Undramatically and tentatively, the United States of Europe—or the closest thing to it since Charlemagne—may be taking shape in 1958. On Jan. 1, economic and atomic “communities” drawing together 165 million Europeans of six nations (France, West Germany, Italy, the Benelux countries) came into being.

Last week the Foreign Ministers of “Little Europe” met in Paris to elect officers for the Common Market and Euratom. They also chose directors for two other six-nation agencies, the thriving Coal and Steel Community and the new billion-dollar European Investment Bank. But they could not settle on a single city for their capital. Luxembourg’s white-mustached old Premier and Foreign Minister Joseph Bech put up such a stubborn fight to keep the European Coal and Steel Community headquarters (and its $6,000,000 yearly payroll) for his tiny country that the founding fathers could only agree to postpone their choice until their next meeting in June.

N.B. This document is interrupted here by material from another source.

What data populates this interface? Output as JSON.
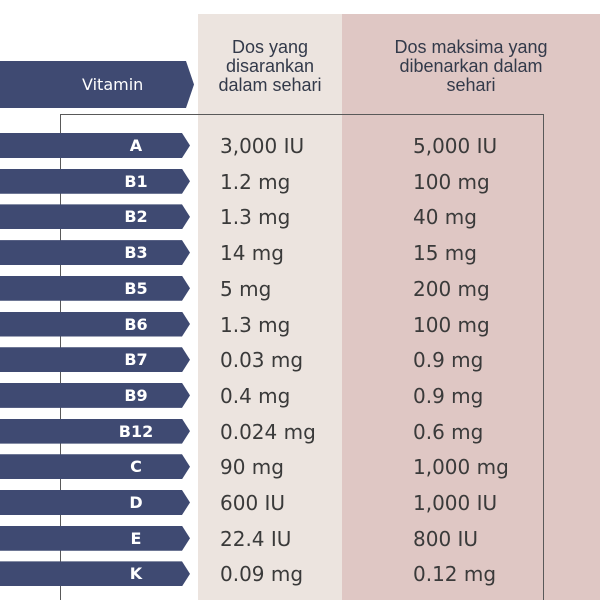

West Germany’s Professor Walter Hallstein, 56, representing “Little Europe’s” foremost industrial power, got the top job of the new European Economic Community. A former Frankfurt University rector who, as Under Secretary in the Foreign Ministry, ably negotiated some of Konrad Adenauer’s most notable diplomatic accomplishments (the basic treaties with the Allies, the Saar treaty with France, Israeli reparations, Schuman Plan membership), Bachelor Lawyer Hallstein has won the full confidence of der Alte as a “good European,” sure to work devotedly for the ultimate creation of a larger free-trading area that will include Britain and most other European nations and rival the U.S. and U.S.S.R. in wealth.

France’s square-set, hard-driving Louis Armand, 53, became president of the six-nation European Atomic Energy Community. A classic specimen of the topflight civil servants turned out by France’s elite schools to carry on the nation’s business while governments rise and fall, Armand is the engineer whose imaginative direction has restored French railways to a place among Europe’s best. As president of a prospecting commission, he sparked the French drive to develop Sahara oil. Appointed one of the “Three Wise Men” in 1955 to look into Western Europe’s energy needs, he has led the campaign for European development of atomic power. Louis Armand arguing for Euratom, says Paris’ L’Express, “is Saint Bernard preaching at Vezelay on Easter Sunday and leading his listeners off on the Crusade.” Though he starts, he says, with “three empty notebooks and a pencil,” Armand promises 15 million kw. of atomic-produced electric power for “Little Europe” by 1967. (U.S. atomic-power goal: 1,000,000 kw. by 1962.)